MAMUJU — Wakil Ketua Umum KONI Sulbar Muhammad Arsyad secara resmi membuka Musprov V PBVSI Sulbar. Dalam sambutannya, ia menekankan pentingnya pembinaan atlet bola voli sejak usia dini sebagai fondasi prestasi jangka panjang.
"Pembinaan atlet usia dini harus ditingkatkan. Ini adalah investasi masa depan olahraga voli di Sulbar," ujar Muhammad Arsyad saat membuka acara di Mamuju, baru-baru ini.
Mengapa Pembinaan Usia Dini Jadi Prioritas?
Muhammad Arsyad menilai selama ini pembinaan atlet voli di daerah masih belum optimal. Padahal, potensi atlet muda di Sulbar cukup besar jika digarap serius sejak bangku sekolah dasar.
Ia mendorong PBVSI kabupaten/kota untuk aktif menjaring bibit-bibit baru. Caranya, dengan menggelar kompetisi rutin dan memaksimalkan peran pelatih di klub-klub voli yang tersebar di Sulbar.
Apa Target Musprov V PBVSI Sulbar?
Musprov V PBVSI Sulbar digelar untuk menyusun program kerja dan memilih kepengurusan baru periode 2024-2028. Agenda ini menjadi panggung evaluasi sekaligus perencanaan strategis bagi cabang olahraga bola voli di provinsi tersebut.
Musyawarah ini dihadiri pengurus PBVSI dari enam kabupaten di Sulbar.

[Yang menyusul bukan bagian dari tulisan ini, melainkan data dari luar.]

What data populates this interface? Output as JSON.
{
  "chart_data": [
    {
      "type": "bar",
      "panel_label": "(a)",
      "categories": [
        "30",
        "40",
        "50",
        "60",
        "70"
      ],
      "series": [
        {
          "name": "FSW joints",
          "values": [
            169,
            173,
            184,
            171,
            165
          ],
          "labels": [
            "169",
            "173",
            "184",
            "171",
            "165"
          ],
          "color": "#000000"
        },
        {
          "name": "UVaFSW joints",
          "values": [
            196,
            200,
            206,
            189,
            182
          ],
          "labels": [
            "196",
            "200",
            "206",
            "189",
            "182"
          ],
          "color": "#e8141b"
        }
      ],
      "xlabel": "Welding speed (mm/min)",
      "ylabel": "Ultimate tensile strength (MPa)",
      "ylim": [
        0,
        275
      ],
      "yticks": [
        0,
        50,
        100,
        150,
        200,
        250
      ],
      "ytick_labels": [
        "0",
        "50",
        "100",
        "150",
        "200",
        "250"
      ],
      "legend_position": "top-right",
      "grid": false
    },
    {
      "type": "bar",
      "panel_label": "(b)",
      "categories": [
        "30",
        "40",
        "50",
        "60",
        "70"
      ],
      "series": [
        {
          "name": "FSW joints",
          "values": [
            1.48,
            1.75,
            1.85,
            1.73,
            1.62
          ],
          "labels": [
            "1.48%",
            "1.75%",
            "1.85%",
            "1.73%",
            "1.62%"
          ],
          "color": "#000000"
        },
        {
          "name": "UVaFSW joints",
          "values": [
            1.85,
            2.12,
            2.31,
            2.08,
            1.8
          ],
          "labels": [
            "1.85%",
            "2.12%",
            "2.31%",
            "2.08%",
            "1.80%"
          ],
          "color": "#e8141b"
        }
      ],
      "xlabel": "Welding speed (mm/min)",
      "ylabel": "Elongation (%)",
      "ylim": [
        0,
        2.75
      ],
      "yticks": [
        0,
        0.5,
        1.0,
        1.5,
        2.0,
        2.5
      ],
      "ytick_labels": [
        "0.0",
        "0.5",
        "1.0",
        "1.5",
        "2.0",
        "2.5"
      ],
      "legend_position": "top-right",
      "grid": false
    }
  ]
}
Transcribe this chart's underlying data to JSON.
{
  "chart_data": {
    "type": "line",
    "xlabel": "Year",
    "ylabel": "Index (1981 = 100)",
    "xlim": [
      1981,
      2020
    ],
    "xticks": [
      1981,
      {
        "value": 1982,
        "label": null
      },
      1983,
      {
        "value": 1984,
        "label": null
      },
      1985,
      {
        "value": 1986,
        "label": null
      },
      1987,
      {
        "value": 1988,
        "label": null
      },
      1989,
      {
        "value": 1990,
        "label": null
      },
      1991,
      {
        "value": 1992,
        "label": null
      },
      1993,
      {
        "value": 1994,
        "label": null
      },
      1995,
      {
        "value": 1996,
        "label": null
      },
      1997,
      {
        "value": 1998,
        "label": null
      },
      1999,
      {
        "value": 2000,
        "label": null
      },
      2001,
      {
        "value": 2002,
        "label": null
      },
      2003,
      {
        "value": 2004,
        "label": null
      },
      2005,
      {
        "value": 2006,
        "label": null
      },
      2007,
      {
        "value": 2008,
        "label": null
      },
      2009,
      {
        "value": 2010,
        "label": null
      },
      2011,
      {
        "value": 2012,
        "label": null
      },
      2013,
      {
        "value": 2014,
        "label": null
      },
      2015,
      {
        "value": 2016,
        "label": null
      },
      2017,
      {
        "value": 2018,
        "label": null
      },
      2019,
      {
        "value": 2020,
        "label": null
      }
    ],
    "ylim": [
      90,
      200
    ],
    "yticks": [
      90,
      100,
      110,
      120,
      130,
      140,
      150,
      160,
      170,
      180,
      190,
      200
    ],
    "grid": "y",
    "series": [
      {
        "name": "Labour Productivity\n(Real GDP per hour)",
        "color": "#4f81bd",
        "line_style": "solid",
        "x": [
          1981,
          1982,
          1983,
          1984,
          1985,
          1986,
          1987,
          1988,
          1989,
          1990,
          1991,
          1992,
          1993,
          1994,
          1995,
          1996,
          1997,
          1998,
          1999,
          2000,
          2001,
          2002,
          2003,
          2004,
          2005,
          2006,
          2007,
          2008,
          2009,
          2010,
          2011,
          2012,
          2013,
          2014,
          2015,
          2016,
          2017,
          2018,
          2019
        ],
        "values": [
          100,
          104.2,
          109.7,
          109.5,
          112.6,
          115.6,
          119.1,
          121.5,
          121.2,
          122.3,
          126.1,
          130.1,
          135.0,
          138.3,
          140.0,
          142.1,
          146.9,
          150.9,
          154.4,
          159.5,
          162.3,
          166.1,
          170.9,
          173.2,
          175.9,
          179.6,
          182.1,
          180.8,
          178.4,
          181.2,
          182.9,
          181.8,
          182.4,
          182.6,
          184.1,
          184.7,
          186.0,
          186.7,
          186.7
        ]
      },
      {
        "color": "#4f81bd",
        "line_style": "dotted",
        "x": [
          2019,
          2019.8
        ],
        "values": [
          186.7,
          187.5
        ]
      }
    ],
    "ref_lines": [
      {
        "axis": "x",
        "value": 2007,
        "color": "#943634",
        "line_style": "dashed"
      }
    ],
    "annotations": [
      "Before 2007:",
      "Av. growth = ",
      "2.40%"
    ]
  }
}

Mereka bersama-sama merumuskan langkah konkret untuk memajukan voli, terutama di level pembinaan usia dini.
Bagaimana Langkah Nyata ke Depan?
Muhammad Arsyad berharap kepengurusan PBVSI yang baru nanti bisa lebih agresif dalam menjaring atlet muda. Ia juga meminta dukungan penuh dari pemerintah daerah untuk menyediakan fasilitas latihan yang memadai.
"Kita tidak bisa hanya mengandalkan bakat alami. Harus ada pembinaan terstruktur, mulai dari latihan teknik, fisik, hingga mental bertanding," tambahnya.
Ia mencontohkan sejumlah daerah di Sulbar yang sudah mulai melahirkan atlet voli berbakat. Menurutnya, hal itu harus diperluas dengan program pembinaan berjenjang dari tingkat kabupaten hingga provinsi.
Kapan Hasil Pembinaan Bisa Dirasakan?
Muhammad Arsyad optimistis dalam lima tahun ke depan Sulbar bisa melahirkan atlet voli yang bersaing di level nasional. Syaratnya, semua pihak harus konsisten menjalankan program pembinaan yang sudah direncanakan.
Ia juga mengingatkan agar PBVSI tidak hanya fokus pada prestasi jangka pendek. Pembinaan usia dini, menurutnya, adalah investasi yang hasilnya baru terlihat dalam beberapa tahun ke depan.